COLUMBUS – Ohio Secretary of State Jon Husted today announced 10,876 new entities filed to do business in Ohio last month, an increase of 1,626 when compared to October 2017.
Ohio is on track for 2018 to be another record-breaking year for new business filings. Since January, the Buckeye State has seen 107,375 new businesses file, up 7,386 from the same ten-month period last year.
Ohio finished 2017 with 117,429 new businesses registering with the Secretary of State’s office, surpassing the previous record of 105,009 that was set in 2016. Last year also marked the eighth consecutive year the state has seen a record number of new business filings. In all, Ohio has seen a rise of 46.3 percent in filings from 2010 to 2017.
From the time Ohio Business Central was launched until the end of September 2018, the Secretary of State’s Office has processed 468,410 online filings. Today 80 percent of all new businesses are started online through Ohio Business Central, which launched in 2013. In August 2017, Secretary Husted announced that 100 percent of all filings needed to start or maintain a business in Ohio may now be submitted online.
October 2018 marked 36 months since Secretary Husted reduced the cost of starting and maintaining a business in the Buckeye State by 21 percent. This change has saved Ohio businesses over $8 million to date.
Secretary Husted’s efforts to cut costs don’t stop there. In fact, he requested a 100 percent cut in the amount of tax dollars needed to run his office, which was approved as part of the state’s budget. Husted’s request is saving taxpayers nearly $5 million over fiscal years 2018 and 2019. Secretary Husted was able to do this because of his wise financial stewardship. During his first term, he reduced spending by $14.5 million, a 16 percent reduction when compared to the previous administration. Secretary Husted is also operating his office with roughly 42 percent fewer staff and payroll costs at the Secretary of State’s Office are at the lowest level in 11 years.
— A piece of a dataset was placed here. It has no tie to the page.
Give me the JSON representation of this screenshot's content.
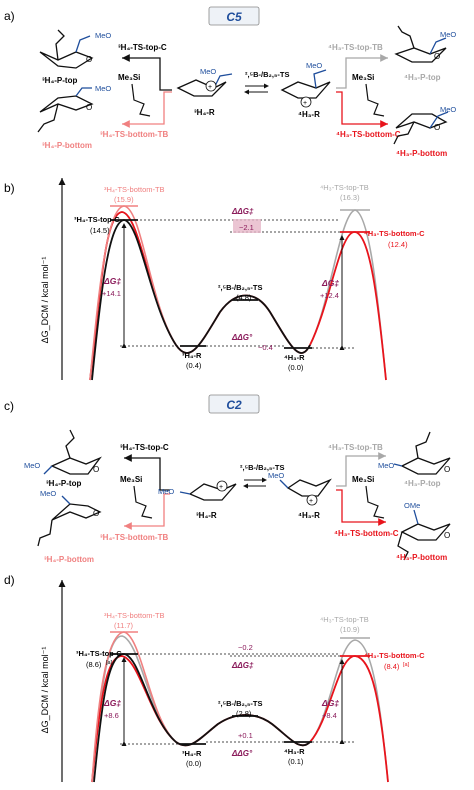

Though the most visible role of the Secretary of State is that of chief elections officer, the office is also the first stop for individuals or companies who want to file and start a business in Ohio. While recognizing these numbers can’t provide a complete picture of Ohio’s jobs climate, they are an important indicator of economic activity that Secretary Husted hopes will add to the ongoing discussion of how to improve the state’s overall climate for business.